Visit Domino News for press releases and mentions.
Visit the Data Science Blog to learn about data science trends, tools, and best practices.
By David Bloch, Data Science Evangelist, Domino on May 01, 2020 in Perspective
Image source: https://www.r-project.org/
The latest update of R dropped on the 24th of April, taking the statistical computing language to Version 4.0. The update is packed with new features, bug fixes and changes to the underlying behavior and syntax of existing functions that help optimize implementation and reusability of code.
Due to changes in core components in R 4.0, R packages will need to be re-installed to ensure that they function correctly due to underlying changes in the way core libraries function. This update can create model reproducibility headaches, and brings the age-old challenge of ensuring consistent versions across teams of data scientists, enabling them to co-develop models and ensure that models developed on their machines are able to be run by other data scientists and deployed into production.
A full list of the changes made in R 4.0 can be found at the Comprehensive R Archive Network.
Environment Management is a key component of Domino’s platform. It enables teams to configure and keep multiple analytics environments that can easily be applied to their projects and workbenches in a safe, seamless manner, with minimal to no IT interaction. It doesn’t require developers to configure their own local level machines or setup new virtual environments to test updates or new packages, and can easily be rolled out to other team members once deployed.
This functionality is often used to produce “gold standard” production environments where all packages and software versions have been tested and assessed for being worthy of production, alongside research and development environments where data scientists can test the latest and greatest packages and software updates.

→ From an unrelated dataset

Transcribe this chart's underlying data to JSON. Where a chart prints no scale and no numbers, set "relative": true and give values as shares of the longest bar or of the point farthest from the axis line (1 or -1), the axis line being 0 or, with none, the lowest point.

Like all functions within Domino, environment management is fully version-controlled meaning that changes can be tracked over time, and full environments can be restored in the case that there is a breaking change in an underlying package or software component. This is critical for major upgrades like R 4.0 that could otherwise be disruptive, causing your models to break. Having a platform that can recall and use the exact environments needed to reproduce your model, even years later, is key.
So how does Domino help?
- Compute Environments can be shared across users. Once an admin creates a new R 4.0 environment, they can make it immediately available to everyone. There’s no email blast saying “Here are instructions on how to upgrade R on your laptop or environment”.
- Domino allows you to have multiple compute environments and toggle between them easily. Updating R requires you to re-install all your packages which is likely going to bump up the version of your packages too. So there are a lot of places for breaking changes. In Domino, you can create a new R4.0 compute environment and then try out your code on it. If it doesn’t work, because maybe you rely on some package whose maintainers haven’t updated yet, then you can toggle back almost immediately. Otherwise, you’re upgrading your laptop/server and then testing your test stuff and then downgrading it again. This is a pain if you’re a single user, but a real headache if you’ve got a lot of users. There’s no email blast going out saying “We’re upgrading tonight so everyone can please test their stuff before EOD and let me know if there are issues”.

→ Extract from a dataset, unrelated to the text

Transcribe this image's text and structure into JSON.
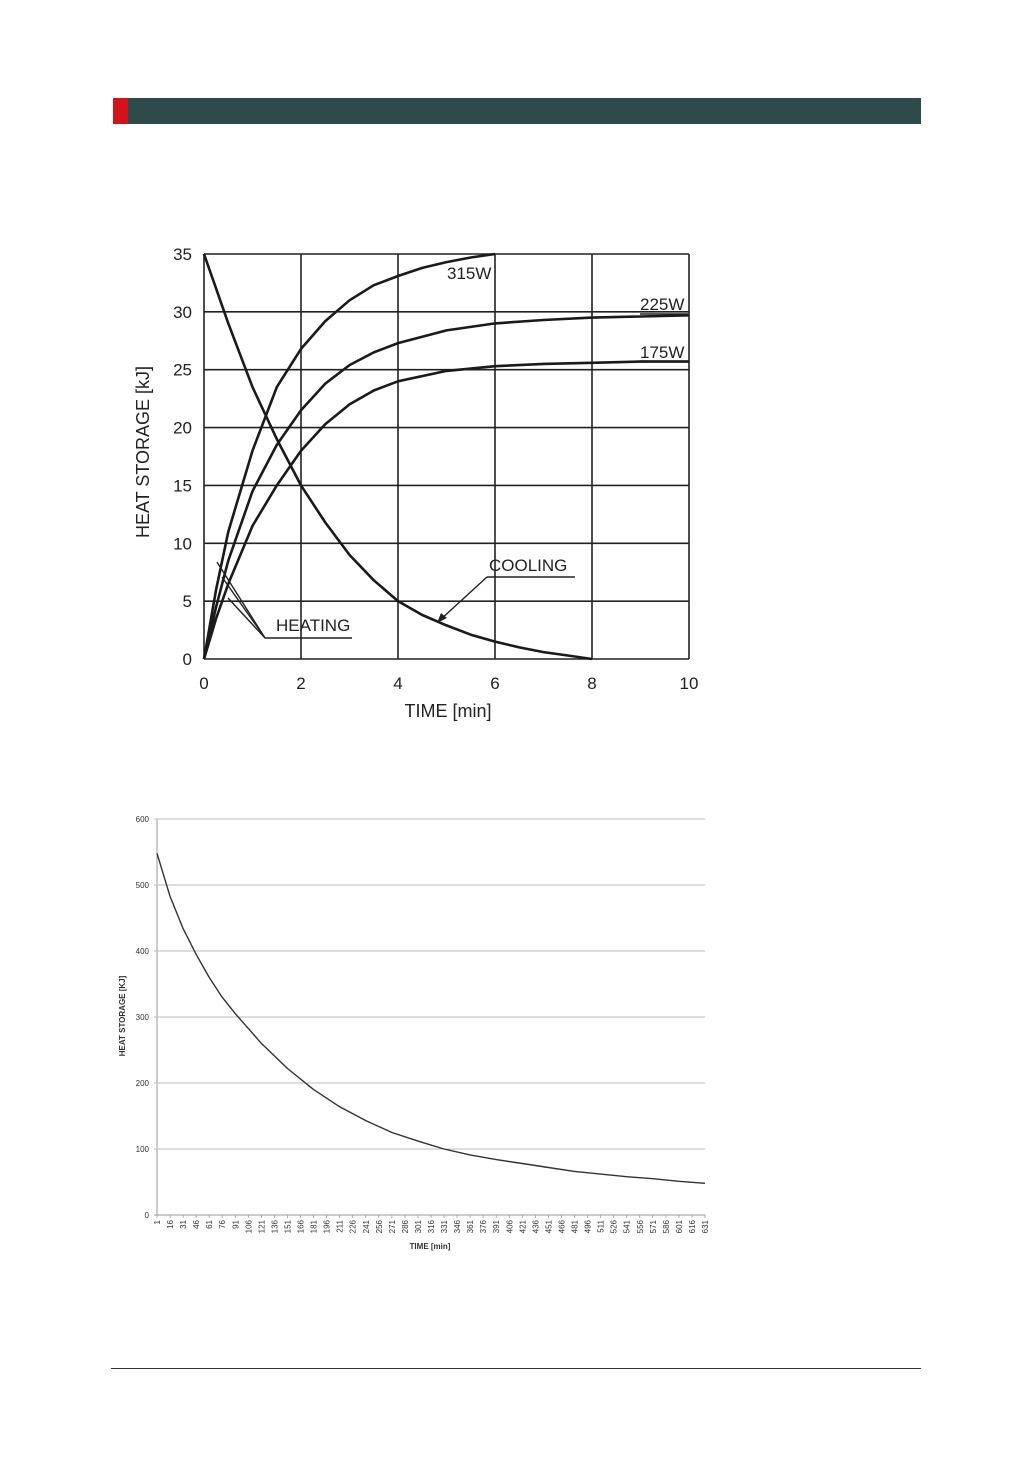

- Finally, since Domino versions and tracks environments automatically, an upgrade doesn’t break your old work since your old stuff can still run on the old environment. In fact, you have a record of exactly the environment and version of the environment that code works with. There’s no email blast going out saying “Does anyone remember what version of R Jim was using, before he left, when he created the plots for our quarterly report?”
The tools and technology that underpin data science are constantly evolving. The usual approach by data science teams has been to stand up virtual machine environments as development hubs, and testing packages out before rolling out instructions for each data scientist to undertake themselves in order to update their development environments. This approach often meant package and version incompatibility, requiring troubleshooting, and hampering data scientists’ progress.

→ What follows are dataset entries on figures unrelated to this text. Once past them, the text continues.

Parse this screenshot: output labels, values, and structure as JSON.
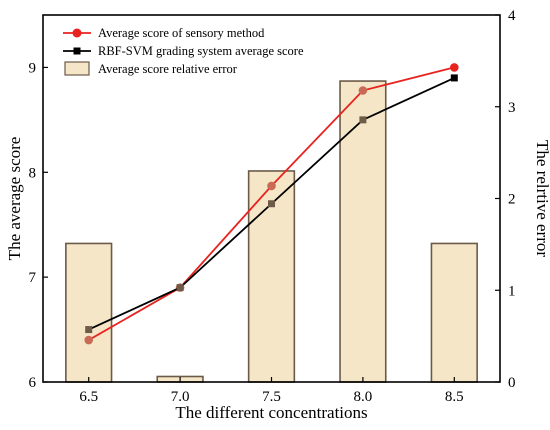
{
  "chart_data": {
    "type": "bar+line",
    "xlabel": "The different concentrations",
    "ylabel_left": "The average score",
    "ylabel_right": "The relrtive error",
    "categories": [
      "6.5",
      "7.0",
      "7.5",
      "8.0",
      "8.5"
    ],
    "ylim_left": [
      6,
      9.5
    ],
    "yticks_left": [
      "6",
      "7",
      "8",
      "9"
    ],
    "ylim_right": [
      0,
      4
    ],
    "yticks_right": [
      "0",
      "1",
      "2",
      "3",
      "4"
    ],
    "grid": false,
    "legend_position": "top-left",
    "series": [
      {
        "name": "Average score of sensory method",
        "kind": "line",
        "axis": "left",
        "marker": "circle",
        "color": "#e8231f",
        "values": [
          6.4,
          6.9,
          7.87,
          8.78,
          9.0
        ]
      },
      {
        "name": "RBF-SVM grading system average score",
        "kind": "line",
        "axis": "left",
        "marker": "square",
        "color": "#000000",
        "values": [
          6.5,
          6.9,
          7.7,
          8.5,
          8.9
        ]
      },
      {
        "name": "Average score relative error",
        "kind": "bar",
        "axis": "right",
        "color": "#f5e6c8",
        "edge_color": "#6b5a48",
        "values": [
          1.51,
          0.06,
          2.3,
          3.28,
          1.51
        ]
      }
    ]
  }
}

Environment Management makes it easy for data scientists to test new packages and software updates, but more importantly, these environments are easily shared across data science teams meaning that the days of spending hours trying to set up an environment to test a peer’s work are long gone.
This gives data scientists an ability to set up gold standard production-worthy environments that can be trusted, without sacrificing any freedom or flexibility in their ability to try new emerging packages and software as they become available.